Colten v. Kentucky/Dissent Douglas
[p120] MR. JUSTICE DOUGLAS, dissenting.
This case arose in the aftermath of a visit of the President's wife to Lexington, Kentucky, where nothing untoward happened. After her plane had left, appellant and a group of his friends got into "some six or ten cars" and started down the access road leading from the airport to the main highway. The lead car was stopped by the police because of an expired license plate and at the officer's request, pulled onto the shoulder of the access road. Appellant, who followed, also pulled onto the shoulder as did the other cars in the group. So there were no cars belonging to appellant's group blocking traffic.
The people in the cars, however, walked around, some talking with the police, and appellant talking mostly with the driver of the lead car. Appellant claimed that he only wanted to advise the man who was getting the citation of his rights, and to help arrange for the driver and passengers in the lead car to get to Lexington. The Court of Appeals of Kentucky, however, said that "Colten's real intent was simply to aggravate, harass, annoy and inconvenience the police, for no purpose other than the pleasure of aggravation, harassment, annoyance and inconvenience." 467 S.W. 2d 374, 376.
The statute under which petitioner was convicted read in relevant part as follows:[1]
"(1) A person is guilty of disorderly conduct if, with intent to cause public inconvenience, annoyance or alarm, or recklessly creating a risk thereof, he:
- .....
- "(f) Congregates with other persons in a public [p121] place and refuses to comply with a lawful order of the police to disperse...."

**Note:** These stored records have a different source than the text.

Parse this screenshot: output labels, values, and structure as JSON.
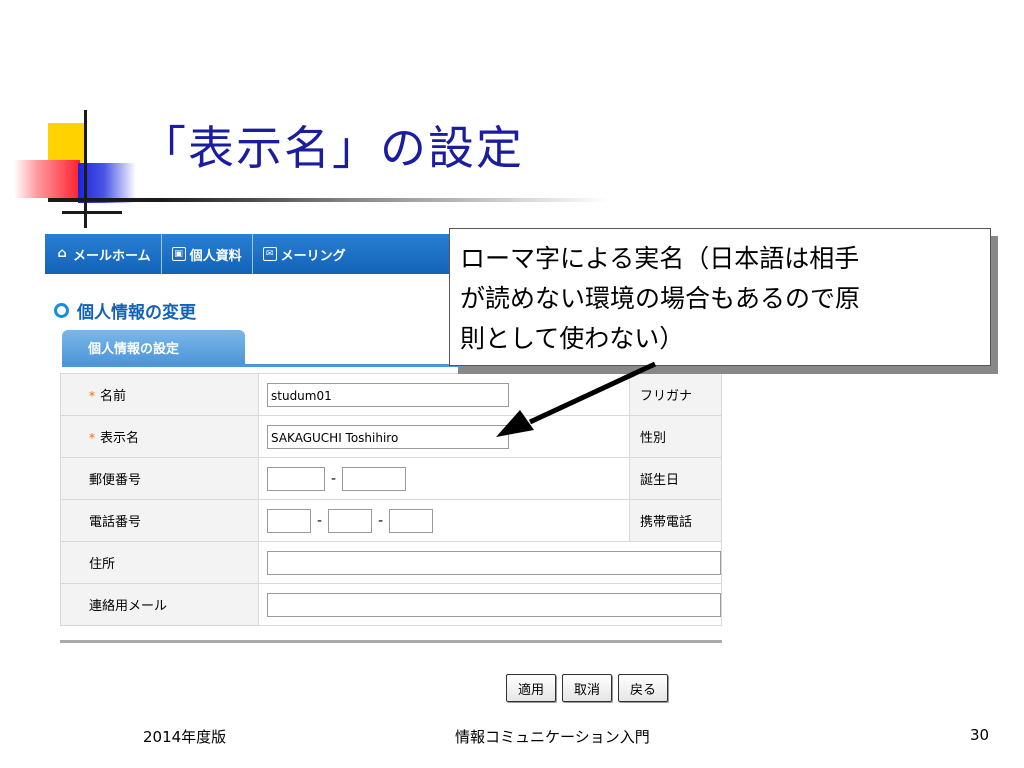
{
  "slide": {
    "title": "「表示名」の設定",
    "footer_left": "2014年度版",
    "footer_center": "情報コミュニケーション入門",
    "page_number": "30"
  },
  "nav": {
    "items": [
      {
        "label": "メールホーム",
        "icon": "home-icon"
      },
      {
        "label": "個人資料",
        "icon": "address-book-icon"
      },
      {
        "label": "メーリング",
        "icon": "mail-icon"
      }
    ]
  },
  "page": {
    "section_title": "個人情報の変更",
    "tab_label": "個人情報の設定"
  },
  "form": {
    "name_label": "名前",
    "name_value": "studum01",
    "furigana_label": "フリガナ",
    "display_name_label": "表示名",
    "display_name_value": "SAKAGUCHI Toshihiro",
    "gender_label": "性別",
    "postal_label": "郵便番号",
    "birthday_label": "誕生日",
    "phone_label": "電話番号",
    "mobile_label": "携帯電話",
    "address_label": "住所",
    "contact_mail_label": "連絡用メール",
    "dash": "-"
  },
  "buttons": {
    "apply": "適用",
    "cancel": "取消",
    "back": "戻る"
  },
  "callout": {
    "line1": "ローマ字による実名（日本語は相手",
    "line2": "が読めない環境の場合もあるので原",
    "line3": "則として使わない）"
  }
}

The Court of Appeals sustained the statute as applied because the inconvenience[2] and annoyance to the police far outweighed appellant's speech which fell "far below the level of minimum social value." 467 S.W. 2d, at 377. That court, citing our obscenity cases, said if "the lack of redeeming social value is a basis upon which the right of freedom of speech may be required to yield to the protection of contemporary standards of morality... it would seem that the public's interest in being protected from inconvenience, annoyance or alarm should prevail over any claimed right to utter speech that has no social value." Ibid.
But the speech involved here was nonerotic, having no suggestion or flavor of the pornographic.
The speech here was quiet, not boisterous, and it was devoid of "fighting words."
Moreover, this was not a case where speech had moved into action, involving overt acts. There were no fisticuffs, no disorderly conduct in the normal meaning of the words.
The Court of Appeals said "Colten was not seeking to express a thought to any listener or to disseminate any idea." 467 S.W. 2d, at 378. Nor was he, it said, "exercising the right of peaceable assembly." Ibid.
He was, however, speaking to a representative of government, the police. And it is to government that one goes "for a redress of grievances," to use an almost forgotten phrase of the First Amendment. But it is said that the purpose was "to cause inconvenience and [p122] annoyance." Since when have Americans been expected to bow submissively to authority and speak with awe and reverence to those who represent us? The constitutional theory is that we the people are the sovereigns, the state and federal officials only our agents. We who have the final word can speak softly or angrily. We can seek to challenge and annoy, as we need not stay docile and quiet. The situation might have indicated that Colten's techniques were ill-suited to the mission he was on, that diplomacy would have been more effective. But at the constitutional level speech need not be a sedative, it can be disruptive. As we said in Terminiello v. Chicago, 337 U.S. 1, 4:
"[A] function of free speech under our system of government is to invite dispute. It may indeed best serve its high purpose when it induces a condition of unrest, creates dissatisfaction with conditions as they are, or even stirs people to anger. Speech is often provocative and challenging. It may strike at prejudices and preconceptions and have profound unsettling effects as it presses for acceptance of an idea."
Under that test this conviction should be set aside.
Notes
[edit]- ↑ Ky. Rev. Stat. § 437.016 (Supp. 1968).
- ↑ Neither appellant nor any in his group blocked traffic, their cars being parked on the shoulder of the road. Any blocking of traffic was caused by police who pulled up to see what was going on, leaving their patrol cars in the access road. See 467 S.W. 2d 374, 376.